= Canadian Christian Meditation Community =

The Canadian Christian Meditation Community (CCMC) is part of the World Community for Christian Meditation (WCCM), which was founded in 1991 to foster the teachings of Benedictine monk and priest, Fr. John Main, O.S.B. (1926–1982). Fr. Main taught a way of Christian meditation which he based on parallels he saw between the spiritual practice taught by Desert Father John Cassian and the meditative practice he had been taught by the Swami Satyanandain in Kuala Lumpur. In 1977, Fr. John started a small Benedictine community in Montreal, Quebec, Canada, thus bringing this form of contemplative prayer to Canada. The Canadian Community's national office is located in Montreal.

The current director of the WCCM is Fr. Laurence Freeman, O.S.B., O.C., a student of John Main and a Benedictine monk of the Olivetan Congregation. On July 1, 2009, Michaëlle Jean, Governor General of Canada, announced the appointment of Fr. Freeman as an Officer of the Order of Canada.

The Community is a "monastery without walls", a family of national communities and emerging communities in over a hundred countries. The foundation of the Community is the local meditation group, which meets weekly in homes, parishes, offices, hospitals, prisons, and colleges. The World and Canadian Communities work closely with many Christian denominations and other faiths.

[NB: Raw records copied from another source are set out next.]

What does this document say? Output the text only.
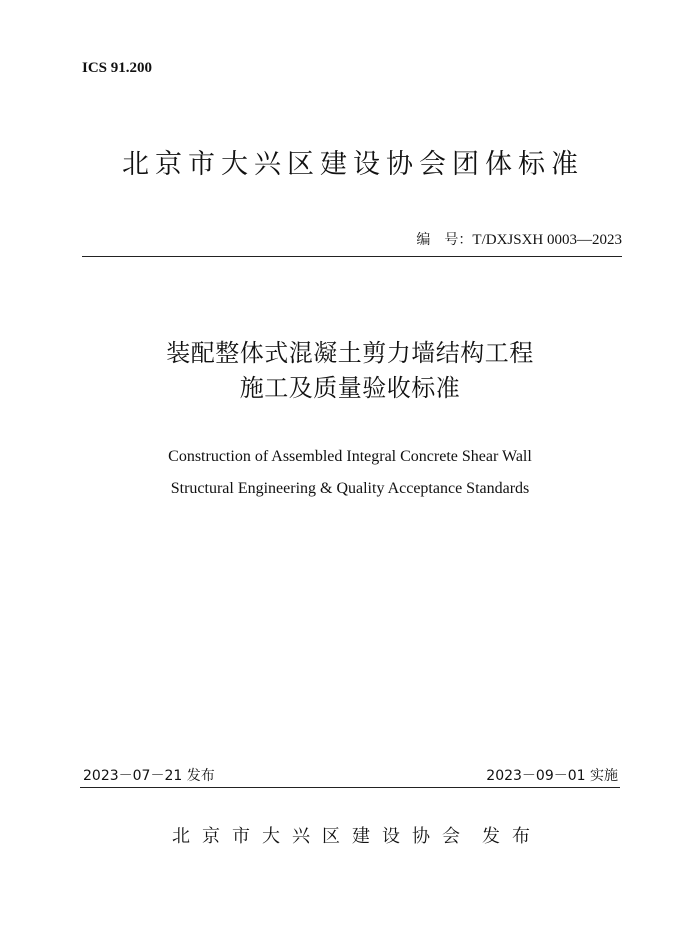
ICS 91.200
北京市大兴区建设协会团体标准
编　号：T/DXJSXH 0003—2023
装配整体式混凝土剪力墙结构工程
施工及质量验收标准
Construction of Assembled Integral Concrete Shear Wall
Structural Engineering & Quality Acceptance Standards
2023－07－21 发布	2023－09－01 实施
北京市大兴区建设协会 发布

The Canadian Community sponsors retreats, schools for the training of teachers of meditation, lectures and other programs. A national quarterly spiritual and news publication of the Canadian Community is mailed to members and also available online. Information on current programs, connections to national coordinators and the location of meditation groups can be found on the Community website.

Medio Media is the communication and publishing arm of the World and Canadian Communities and offers a wide range of books, audio and videos to support the practice of meditation. The online bookstore is at Medio Media.

Fr. Main taught the practice and discipline of Christian meditation as follows:

Sit down. Sit still and upright. Close your eyes lightly. Sit relaxed but alert. Silently, interiorly begin to say a single word. We recommend the prayer phrase maranatha. Recite it as four syllables of equal length. Ma-ra-na-tha. Listen to it as you say it, gently but continuously. Do not think or imagine anything - spiritual or otherwise. If thoughts and images come, these are distractions at the time of meditation, so keep returning to simply saying the word. Meditate each morning and evening for twenty to thirty minutes.